Soltanizadeh Sinor, Helgstrand Frederik, Jorgensen Lars N
Digestive Disease Center, Bispebjerg Hospital, University of Copenhagen, Copenhagen NV, Denmark; and Department of Surgery, Zealand University Hospital, Køge, Denmark.
Plast Reconstr Surg Glob Open. 2017 Jun 21;5(6):e1358. doi: 10.1097/GOX.0000000000001358. eCollection 2017 Jun.
Repair of large incisional hernias remains a surgical and costly challenge. Temporary paralysis of the lateral abdominal wall muscles with topical administration of botulinum toxin A (BTA) is a new therapeutic concept, which may obviate the need for component separation technique (CST) for repair of large incisional hernias. Current literature on the administration of BTA as adjunct to surgical repair of abdominal incisional hernias was investigated.
The electronic databases PubMed and Embase were searched for eligible studies. Two independent investigators evaluated the literature. Data were sought regarding primary fascial closure with and without CST, safety, hernia recurrence, method of application, and preoperative radiological imaging.
Six cohort studies including a total of 133 patients receiving BTA were identified. No randomized or case-control studies were found. In total, 83.5% of the patients achieved primary fascial closure. Supplemental CST was necessary in 24.1% of the patients. Two patients developed hernia recurrence during follow-up. No postoperative complications or adverse events were considered related to the administration of BTA, except for impairment of postoperative coughing and sneezing. Additionally, radiological imaging showed that BTA increased the length of lateral abdominal muscles before surgery.
Preoperative administration of BTA increases muscle length and may facilitate primary fascial closure. Optimal administration is at least 2 weeks before repair, whereas the optimal dose of BTA remains to be defined.
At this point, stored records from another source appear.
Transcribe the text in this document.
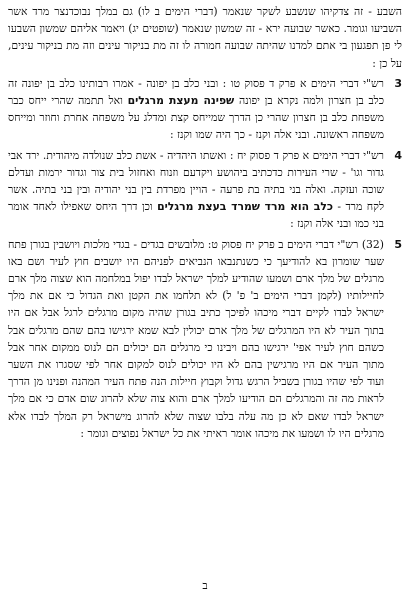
השבע - זה צדקיהו שנשבע לשקר שנאמר (דברי הימים ב לו) גם במלך נבוכדנצר מרד אשר השביעו וגומר. כאשר שבועה ירא - זה שמשון שנאמר (שופטים יג) ויאמר אליהם שמשון השבעו לי פן תפגעון בי אתם למדנו שהיתה שבועה חמורה לו זה מת בניקור עינים וזה מת בניקור עינים, על כן :
3
רש"י דברי הימים א פרק ד פסוק טו : ובני כלב בן יפונה - אמרו רבותינו כלב בן יפונה זה כלב בן חצרון ולמה נקרא בן יפונה שפינה מעצת מרגלים ואל תתמה שהרי ייחס כבר משפחת כלב בן חצרון שהרי כן הדרך שמייחס קצת ומדלג על משפחה אחרת וחוזר ומייחס משפחה ראשונה. ובני אלה וקנז - כך היה שמו וקנז :
4
רש"י דברי הימים א פרק ד פסוק יח : ואשתו היהדיה - אשת כלב שנולדה מיהודית. ירד אבי גדור וגו' - שרי העירות כדכתיב ביהושע ויקדעם וזנוח ואחזול בית צור וגדור ירמות ועדלם שוכה ועזקה. ואלה בני בתיה בת פרעה - הויין מפרדת בין בני יהודיה ובין בני בתיה. אשר לקח מרד - כלב הוא מרד שמרד בעצת מרגלים וכן דרך היחס שאפילו לאחד אומר בני כמו ובני אלה וקנז :
5
(32) רש"י דברי הימים ב פרק יח פסוק ט: מלובשים בגדים - בגדי מלכות ויושבין בגורן פתח שער שומרון בא להודיעך כי כשנתנבאו הנביאים לפניהם היו יושבים חוץ לעיר ושם באו מרגלים של מלך ארם ושמעו שהודיע למלך ישראל לבדו יפול במלחמה הוא שצוה מלך ארם לחיילותיו (לקמן דברי הימים ב' פ' ל) לא תלחמו את הקטן ואת הגדול כי אם את מלך ישראל לבדו לקיים דברי מיכהו לפיכך כתיב בגורן שהיה מקום מרגלים לרגל אבל אם היו בתוך העיר לא היו המרגלים של מלך ארם יכולין לבא שמא ירגישו בהם שהם מרגלים אבל כשהם חוץ לעיר אפי' ירגישו בהם ויבינו כי מרגלים הם יכולים הם לנוס ממקום אחר אבל מתוך העיר אם היו מרגישין בהם לא היו יכולים לנוס למקום אחר לפי שסגרו את השער ועוד לפי שהיו בגורן בשביל הרגש גדול וקבוץ חיילות הנה פתח העיר המהנה ופנינו מן הדרך לראות מה זה והמרגלים הם הודיעו למלך ארם והוא צוה שלא להרוג שום אדם כי אם מלך ישראל לבדו שאם לא כן מה עלה בלבו שצוה שלא להרוג מישראל רק המלך לבדו אלא מרגלים היו לו ושמעו את מיכהו אומר ראיתי את כל ישראל נפוצים וגומר :
ב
Carefully designed randomized controlled trials are warranted to identify patients who would benefit from BTA and to eliminate the confounding effect of CST.
大型切口疝的修复仍然是一项具有手术挑战性且成本高昂的任务。局部应用肉毒杆菌毒素A(BTA)使侧腹壁肌肉暂时麻痹是一种新的治疗理念,这可能无需采用用于修复大型切口疝的成分分离技术(CST)。我们对当前关于将BTA作为腹部切口疝手术修复辅助手段的文献进行了研究。
在电子数据库PubMed和Embase中检索符合条件的研究。两名独立研究人员对文献进行评估。收集了有关采用和未采用CST进行一期筋膜缝合、安全性、疝复发、应用方法以及术前放射影像学检查的数据。
确定了6项队列研究,共纳入133例接受BTA治疗的患者。未发现随机对照试验或病例对照研究。总体而言,83.5%的患者实现了一期筋膜缝合。24.1%的患者需要补充CST。两名患者在随访期间出现疝复发。除了术后咳嗽和打喷嚏功能受损外,未发现术后并发症或不良事件与BTA的应用有关。此外,放射影像学检查显示,BTA在术前增加了侧腹壁肌肉的长度。
术前应用BTA可增加肌肉长度,并可能有助于一期筋膜缝合。最佳应用时间是在修复前至少2周,而BTA的最佳剂量仍有待确定。有必要进行精心设计的随机对照试验,以确定能从BTA中获益的患者,并消除CST的混杂效应。